Bye Bye Backtick: Natural Line Continuations in PowerShell

# Get the fullname of the file and the full content of all target files, and put into a variable, 
$HtmlContent = Get-ChildItem -Path "$HOME\documents\TempHTMLConvert\*.html" -recurse | 
ForEach{ 
    $PSItem.FullName
    Get-Content -Path $PSItem.FullName 
}

Running external commands with PowerShell require special attention.

Using PowerShell and external commands and their parameters or switches.

PowerShell: Running Executables
https://social.technet.microsoft.com/wiki/contents/articles/7703.powershell-running-executables.aspx

Solve Problems with External Command Lines in PowerShell
https://devblogs.microsoft.com/scripting/solve-problems-with-external-command-lines-in-powershell

Top 5 tips for running external commands in Powershell
https://powershelleverydayfaq.blogspot.com/2012/04/top-5-tips-for-running-external.html

Using Windows PowerShell to run old command line tools (and their weirdest parameters)
https://blogs.technet.microsoft.com/josebda/2012/03/03/using-windows-powershell-to-run-old-command-line-tools-and-their-weirdest-parameters

Execution of external commands in PowerShell done right
https://mnaoumov.wordpress.com/2015/01/11/execution-of-external-commands-in-powershell-done-right
https://mnaoumov.wordpress.com/2015/03/31/execution-of-external-commands-native-applications-in-powershell-done-right-part-2
https://mnaoumov.wordpress.com/2015/04/05/execution-of-external-commands-native-applications-in-powershell-done-right-part-3

http://edgylogic.com/blog/powershell-and-external-commands-done-right

Quoiting specifics
https://docs.microsoft.com/en-us/powershell/module/microsoft.powershell.core/about/about_quoting_rules
https://trevorsullivan.net/2016/07/20/powershell-quoting

& 'c:\Program Files\wkhtmltopdf\bin\wkhtmltopdf.exe' $HtmlContent $OutputFile

Sorry for the late reply - I did try to use exactly what you had posted Matt, but it was still throwing me the same errors.

 

Postanote - Thank you for your reply, I will read through this and see if I can get it working.

 

Thank you both for the replies, I appreciate the assistance here.

 

-Mackling101

Can you post the code you tested with after my post so I can try and re-test?
The sample I posted worked fine for me, generating a single multi-page PDF file from three HTML files.

[pre]

$OutputFile = ‘c:\users—\Documents\TempPDFReport\reporttest8.pdf’
$Files = Get-ChildItem C:\Users—\Documents\TempHTMLConvert -Include *.html -Recurse | Select -ExpandProperty FullName

$FilesList = @()

Foreach ($File in $Files) {

$File = “File:///$File”
$FileList += $File

}

&‘c:\Program Files\wkhtmltopdf\bin\wkhtmltopdf.exe’ $FileList $OutputFile

[/pre]

 

Here is what I am using.

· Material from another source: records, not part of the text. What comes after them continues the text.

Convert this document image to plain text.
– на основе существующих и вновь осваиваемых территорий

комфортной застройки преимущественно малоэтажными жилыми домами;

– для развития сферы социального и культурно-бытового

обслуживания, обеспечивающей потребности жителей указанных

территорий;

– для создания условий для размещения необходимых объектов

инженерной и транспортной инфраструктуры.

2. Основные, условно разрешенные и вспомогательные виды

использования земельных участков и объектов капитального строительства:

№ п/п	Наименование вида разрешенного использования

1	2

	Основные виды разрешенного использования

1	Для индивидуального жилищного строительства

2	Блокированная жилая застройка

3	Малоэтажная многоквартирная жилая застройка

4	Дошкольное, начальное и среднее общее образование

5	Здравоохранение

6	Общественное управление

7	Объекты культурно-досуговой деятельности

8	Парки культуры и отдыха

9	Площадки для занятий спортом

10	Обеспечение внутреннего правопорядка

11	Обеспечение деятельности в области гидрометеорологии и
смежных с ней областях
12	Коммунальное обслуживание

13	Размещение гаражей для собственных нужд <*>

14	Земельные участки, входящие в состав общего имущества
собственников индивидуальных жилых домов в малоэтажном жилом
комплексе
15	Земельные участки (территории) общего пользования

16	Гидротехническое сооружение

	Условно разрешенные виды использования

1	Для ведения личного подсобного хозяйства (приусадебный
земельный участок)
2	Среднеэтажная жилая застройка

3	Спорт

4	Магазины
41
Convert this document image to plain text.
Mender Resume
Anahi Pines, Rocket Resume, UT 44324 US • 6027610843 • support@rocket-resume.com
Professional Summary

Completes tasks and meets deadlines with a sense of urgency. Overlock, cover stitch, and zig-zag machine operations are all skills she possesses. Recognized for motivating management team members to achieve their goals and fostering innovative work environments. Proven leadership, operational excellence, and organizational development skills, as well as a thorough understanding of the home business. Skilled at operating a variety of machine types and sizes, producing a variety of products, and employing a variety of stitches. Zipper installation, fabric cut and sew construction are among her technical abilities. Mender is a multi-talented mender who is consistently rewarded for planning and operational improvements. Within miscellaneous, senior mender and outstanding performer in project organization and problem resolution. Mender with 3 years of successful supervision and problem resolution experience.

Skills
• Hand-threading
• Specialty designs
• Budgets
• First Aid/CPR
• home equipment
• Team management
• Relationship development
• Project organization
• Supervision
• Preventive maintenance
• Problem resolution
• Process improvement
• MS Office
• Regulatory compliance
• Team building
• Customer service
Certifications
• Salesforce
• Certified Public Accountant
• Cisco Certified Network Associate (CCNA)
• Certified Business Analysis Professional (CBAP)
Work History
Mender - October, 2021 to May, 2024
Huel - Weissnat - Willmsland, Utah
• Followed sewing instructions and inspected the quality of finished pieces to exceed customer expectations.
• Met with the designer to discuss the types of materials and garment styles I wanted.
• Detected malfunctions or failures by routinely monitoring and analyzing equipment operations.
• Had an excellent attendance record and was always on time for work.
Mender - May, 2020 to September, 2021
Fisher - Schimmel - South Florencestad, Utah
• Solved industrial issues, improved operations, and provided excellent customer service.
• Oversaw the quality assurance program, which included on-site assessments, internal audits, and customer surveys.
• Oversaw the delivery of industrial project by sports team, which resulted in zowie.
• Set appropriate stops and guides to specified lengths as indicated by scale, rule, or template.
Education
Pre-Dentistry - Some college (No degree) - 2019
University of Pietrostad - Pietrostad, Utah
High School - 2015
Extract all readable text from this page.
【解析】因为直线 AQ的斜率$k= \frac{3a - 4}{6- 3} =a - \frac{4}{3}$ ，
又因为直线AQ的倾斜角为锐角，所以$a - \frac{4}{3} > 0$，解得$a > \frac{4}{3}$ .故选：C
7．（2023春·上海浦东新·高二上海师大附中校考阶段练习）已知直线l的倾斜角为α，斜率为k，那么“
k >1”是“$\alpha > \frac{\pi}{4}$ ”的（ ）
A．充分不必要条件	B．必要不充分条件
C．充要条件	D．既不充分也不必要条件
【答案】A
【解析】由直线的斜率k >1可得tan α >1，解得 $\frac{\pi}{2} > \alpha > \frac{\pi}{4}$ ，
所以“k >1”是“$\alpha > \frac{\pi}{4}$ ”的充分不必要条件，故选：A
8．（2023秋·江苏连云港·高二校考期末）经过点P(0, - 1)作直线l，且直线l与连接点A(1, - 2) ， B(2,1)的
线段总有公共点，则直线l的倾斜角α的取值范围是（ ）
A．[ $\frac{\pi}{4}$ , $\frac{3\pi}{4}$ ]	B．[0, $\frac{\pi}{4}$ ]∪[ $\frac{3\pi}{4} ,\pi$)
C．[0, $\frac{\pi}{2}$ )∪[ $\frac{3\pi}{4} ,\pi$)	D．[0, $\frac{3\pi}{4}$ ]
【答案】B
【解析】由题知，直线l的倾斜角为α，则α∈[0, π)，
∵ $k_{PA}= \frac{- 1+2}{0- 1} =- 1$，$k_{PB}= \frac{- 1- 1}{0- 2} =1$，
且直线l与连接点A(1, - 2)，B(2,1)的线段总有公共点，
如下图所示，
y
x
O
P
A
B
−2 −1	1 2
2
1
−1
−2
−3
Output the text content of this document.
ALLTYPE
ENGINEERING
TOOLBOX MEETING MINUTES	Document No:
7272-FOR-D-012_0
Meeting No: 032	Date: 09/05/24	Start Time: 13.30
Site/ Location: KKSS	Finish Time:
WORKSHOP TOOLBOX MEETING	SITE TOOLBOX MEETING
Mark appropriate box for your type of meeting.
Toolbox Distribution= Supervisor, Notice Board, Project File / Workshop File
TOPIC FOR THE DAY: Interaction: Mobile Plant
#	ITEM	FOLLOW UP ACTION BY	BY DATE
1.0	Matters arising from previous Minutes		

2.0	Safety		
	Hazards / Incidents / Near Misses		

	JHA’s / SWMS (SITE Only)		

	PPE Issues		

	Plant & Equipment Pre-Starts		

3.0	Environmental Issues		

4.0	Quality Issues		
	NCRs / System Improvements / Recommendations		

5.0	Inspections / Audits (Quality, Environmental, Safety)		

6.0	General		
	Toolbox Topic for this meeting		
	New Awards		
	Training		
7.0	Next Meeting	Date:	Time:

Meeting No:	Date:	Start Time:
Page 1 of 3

Sorry for late reply - again. Due to functionality of this, I was a bit forced to move on. But I’m still passively working on it.

 

I get output like this: “Failed to load file:///C:\Users” that is error from wkhtmltopdf.exe

 

Thanks in advance.

 

-Mackling101

 

 

If that’s an exact copy/paste then the problem is that your array is called $Fileslist (with an ‘s’ in the middle) but in the loop and in the argument, it’s called $FileList. Instead of passing a list of files, you’re passing one big string that looks like this:

file:///filename1.htmlfile:///filename2.htmlfile:///filename3.html

Oh. My. God. LUL

I can’t believe I missed that… seriously. So sorry - That’s pretty bad.

 

That worked, and I now have a better understanding of arrays and passing variables. Thank you both for the help, and Matt - thank you a ton. I feel terrible that I missed that. Yikes…

 

1000 thank you’s.

You’re very welcome and don’t feel too bad about it, these things are easily overlooked. You may want to consider using VSCode for developing your scripts; one of its features is it tells you which variables are assigned but not used.